What is the Cause of the NFL Ratings Drop this Season?

NFL Ratings

As the biggest ratings powerhouse on Television, no one expected NFL ratings to fall as they did this season, and many people are scrambling to understand the rationale behind the descent. Not that NFL lines and odds enthusiasts care, but this is an important issue for the league.

NBC’s Sunday Night Football, the NFL’s premier game, experienced a 12% drop in viewership from last year’s numbers. Monday Night Football, which typically reigns on EPSN, also saw a 12% decline in the numbers.

CBS’s First Thursday Night Football game was especially disappointing, with CBS reporting a 26% drop in the ratings. Of course, no one is foolish enough to declare the beginning of the downfall of the NFL.

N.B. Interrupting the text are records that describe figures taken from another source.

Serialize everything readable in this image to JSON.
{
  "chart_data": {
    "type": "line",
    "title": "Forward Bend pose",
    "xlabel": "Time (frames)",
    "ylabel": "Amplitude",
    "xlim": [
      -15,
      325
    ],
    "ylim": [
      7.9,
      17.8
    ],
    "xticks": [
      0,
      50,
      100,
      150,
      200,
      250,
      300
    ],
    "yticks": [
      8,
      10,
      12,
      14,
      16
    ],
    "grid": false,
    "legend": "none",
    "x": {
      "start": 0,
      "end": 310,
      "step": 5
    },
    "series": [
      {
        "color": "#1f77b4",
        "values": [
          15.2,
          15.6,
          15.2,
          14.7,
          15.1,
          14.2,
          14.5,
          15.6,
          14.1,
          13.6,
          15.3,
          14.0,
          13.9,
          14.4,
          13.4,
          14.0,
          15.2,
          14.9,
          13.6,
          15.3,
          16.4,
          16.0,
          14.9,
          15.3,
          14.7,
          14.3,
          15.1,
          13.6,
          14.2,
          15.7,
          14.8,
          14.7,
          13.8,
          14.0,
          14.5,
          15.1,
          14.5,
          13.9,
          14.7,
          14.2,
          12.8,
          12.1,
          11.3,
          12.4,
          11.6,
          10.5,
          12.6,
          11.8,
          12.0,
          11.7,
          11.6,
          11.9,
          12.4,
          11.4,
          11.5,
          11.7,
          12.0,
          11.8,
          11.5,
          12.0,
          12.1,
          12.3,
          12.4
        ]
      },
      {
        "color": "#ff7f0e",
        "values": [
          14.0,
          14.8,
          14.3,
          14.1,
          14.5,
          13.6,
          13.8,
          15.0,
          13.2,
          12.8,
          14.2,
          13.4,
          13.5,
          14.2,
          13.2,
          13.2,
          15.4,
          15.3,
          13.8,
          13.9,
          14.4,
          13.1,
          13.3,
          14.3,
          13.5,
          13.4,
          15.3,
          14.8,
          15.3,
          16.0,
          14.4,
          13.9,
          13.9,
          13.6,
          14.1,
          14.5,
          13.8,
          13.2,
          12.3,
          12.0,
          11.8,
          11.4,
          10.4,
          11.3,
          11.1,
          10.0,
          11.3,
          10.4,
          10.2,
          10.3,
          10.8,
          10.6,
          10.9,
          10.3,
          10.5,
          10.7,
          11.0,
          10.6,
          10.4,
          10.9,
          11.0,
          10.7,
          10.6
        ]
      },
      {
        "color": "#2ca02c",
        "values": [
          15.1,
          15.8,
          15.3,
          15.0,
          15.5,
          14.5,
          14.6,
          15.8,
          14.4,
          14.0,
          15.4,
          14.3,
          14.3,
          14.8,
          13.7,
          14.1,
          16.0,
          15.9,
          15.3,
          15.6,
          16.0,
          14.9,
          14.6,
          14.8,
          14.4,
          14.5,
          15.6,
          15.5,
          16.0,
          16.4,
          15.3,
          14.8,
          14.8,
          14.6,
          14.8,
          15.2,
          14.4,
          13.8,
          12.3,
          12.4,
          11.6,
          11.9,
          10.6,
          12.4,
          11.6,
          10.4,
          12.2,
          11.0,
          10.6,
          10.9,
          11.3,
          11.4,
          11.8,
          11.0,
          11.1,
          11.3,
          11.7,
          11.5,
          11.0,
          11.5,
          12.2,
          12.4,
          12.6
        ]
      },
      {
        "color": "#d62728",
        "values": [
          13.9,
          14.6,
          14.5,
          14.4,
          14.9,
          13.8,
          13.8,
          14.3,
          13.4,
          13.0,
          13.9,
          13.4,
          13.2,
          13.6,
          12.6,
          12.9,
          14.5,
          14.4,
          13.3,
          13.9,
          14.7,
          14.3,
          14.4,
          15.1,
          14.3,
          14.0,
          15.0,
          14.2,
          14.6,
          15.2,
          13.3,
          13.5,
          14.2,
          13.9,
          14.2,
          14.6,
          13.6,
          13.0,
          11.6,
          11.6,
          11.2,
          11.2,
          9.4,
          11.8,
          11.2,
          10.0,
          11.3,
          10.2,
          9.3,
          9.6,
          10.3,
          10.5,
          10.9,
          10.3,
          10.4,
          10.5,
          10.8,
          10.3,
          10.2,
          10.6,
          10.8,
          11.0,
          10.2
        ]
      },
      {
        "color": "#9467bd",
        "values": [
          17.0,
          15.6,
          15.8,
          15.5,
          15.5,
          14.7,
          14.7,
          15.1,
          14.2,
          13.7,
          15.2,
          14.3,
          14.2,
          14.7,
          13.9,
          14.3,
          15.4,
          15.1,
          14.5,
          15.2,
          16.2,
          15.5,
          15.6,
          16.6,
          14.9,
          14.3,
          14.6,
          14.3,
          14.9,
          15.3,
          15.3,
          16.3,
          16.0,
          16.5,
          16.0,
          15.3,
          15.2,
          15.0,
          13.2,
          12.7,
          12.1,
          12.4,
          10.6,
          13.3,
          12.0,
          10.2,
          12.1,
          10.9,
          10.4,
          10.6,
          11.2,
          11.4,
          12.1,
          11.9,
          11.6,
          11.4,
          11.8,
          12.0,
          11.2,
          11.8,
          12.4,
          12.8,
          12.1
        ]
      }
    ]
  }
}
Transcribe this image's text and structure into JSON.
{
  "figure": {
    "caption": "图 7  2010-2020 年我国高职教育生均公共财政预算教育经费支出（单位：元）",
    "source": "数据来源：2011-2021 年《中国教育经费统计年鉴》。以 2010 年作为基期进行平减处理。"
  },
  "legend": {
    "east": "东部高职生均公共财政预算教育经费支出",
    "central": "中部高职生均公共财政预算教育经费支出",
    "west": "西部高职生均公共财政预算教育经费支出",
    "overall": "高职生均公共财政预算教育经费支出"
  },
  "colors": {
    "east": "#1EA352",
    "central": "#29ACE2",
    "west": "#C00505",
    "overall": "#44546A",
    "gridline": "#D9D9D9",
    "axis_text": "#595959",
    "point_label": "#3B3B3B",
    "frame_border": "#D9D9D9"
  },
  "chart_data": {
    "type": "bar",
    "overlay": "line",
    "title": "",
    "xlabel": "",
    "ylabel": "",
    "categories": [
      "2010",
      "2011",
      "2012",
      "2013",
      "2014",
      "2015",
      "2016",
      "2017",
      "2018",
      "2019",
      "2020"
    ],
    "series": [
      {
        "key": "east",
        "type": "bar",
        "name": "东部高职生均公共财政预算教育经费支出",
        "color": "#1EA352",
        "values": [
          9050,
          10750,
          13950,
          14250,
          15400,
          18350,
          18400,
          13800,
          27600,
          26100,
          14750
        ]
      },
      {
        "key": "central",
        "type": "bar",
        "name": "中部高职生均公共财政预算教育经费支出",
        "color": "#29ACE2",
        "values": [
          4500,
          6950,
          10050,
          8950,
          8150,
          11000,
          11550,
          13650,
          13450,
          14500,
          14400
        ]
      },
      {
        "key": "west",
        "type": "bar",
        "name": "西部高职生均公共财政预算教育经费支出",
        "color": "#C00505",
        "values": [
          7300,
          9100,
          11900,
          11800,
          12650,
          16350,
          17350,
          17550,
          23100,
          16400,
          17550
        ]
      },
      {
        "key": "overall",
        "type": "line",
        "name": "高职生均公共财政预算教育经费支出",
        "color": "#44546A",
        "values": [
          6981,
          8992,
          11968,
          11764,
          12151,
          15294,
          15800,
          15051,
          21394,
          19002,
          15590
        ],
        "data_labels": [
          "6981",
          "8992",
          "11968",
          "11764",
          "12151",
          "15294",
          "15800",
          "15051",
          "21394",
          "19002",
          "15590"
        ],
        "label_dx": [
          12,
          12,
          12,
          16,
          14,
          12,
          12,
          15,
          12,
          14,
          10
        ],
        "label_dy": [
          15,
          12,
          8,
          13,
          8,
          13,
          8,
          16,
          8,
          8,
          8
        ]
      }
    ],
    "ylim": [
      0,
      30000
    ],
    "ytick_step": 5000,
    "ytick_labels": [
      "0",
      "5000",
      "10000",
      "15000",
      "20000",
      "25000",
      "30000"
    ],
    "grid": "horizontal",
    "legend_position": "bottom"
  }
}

Sure, football didn’t do as well as some people expected; however, NFL ratings still dwarf everything on TV today. Compared to The Walking Dead’s 14 million viewers for the Season Six Finale, the NFL’s average 18.3 million viewers across all networks are far more impressive.

Yet, the NFL is obviously concerned about these numbers. That average was 20.1 million viewers last year; the NFL is rightly concerned about this drop because it proves they are not immune to such ratings conundrums.

According to some experts, the NFL might be making a mountain out of a molehill. The NFL’s reach is still quite strong. The league has a decently healthy viewership. Football simply isn’t attracting the peak numbers some executives have grown to expect, and that might be more of a temporary hiccup than a permanent trend.

According to Billie Gold (Vice President and Director of Programming Research at Amplifi), the NFL’s present viewership problem can probably be blamed on the scarcity of big games in the last two weeks. The absence of prominent names hasn’t helped matters either.

The NFL obviously didn’t plan the scarcity of marquee match-ups early in the season, and they obviously didn’t think that would become such a large problem. The absence of prominent NFL superstars is especially worrisome.

One only needs to look at the match between the Denver Broncos and the Carolina Panthers. The NBC Thursday night kickoff game should have been a huge draw, seeing as it was reenacting a highly exciting super bowl match from 2015.

Yet, the Broncos/Panthers numbers could have been higher; and some observers have argued that the absence of Broncos quarterback Peyton Manning might have had something to do with the lack of interest.

Manning retired after the previous Super Bowl. Trevor Siemian, a seventh-round draft pick from 2015 replaced him; no one expected Trevor to draw big numbers, not when he was wearing shoes as big as those of Manning.

When the Arizona Cardinals faced the New England Patriots during NBC’s opening Sunday Night Match Up, no one could ignore the absence of Tom Brady who was suspended for four games because of the DeflateGate scandal.

The obvious scarcity of superstars wasn’t helped by the election fever gripping the country. The NFL is set to test its mettle on Monday when they go head to head with what some believe might be the most watched presidential debate in history.

The NFL might still be the most watched program on TV but these recent ratings drops prove that it isn’t invincible.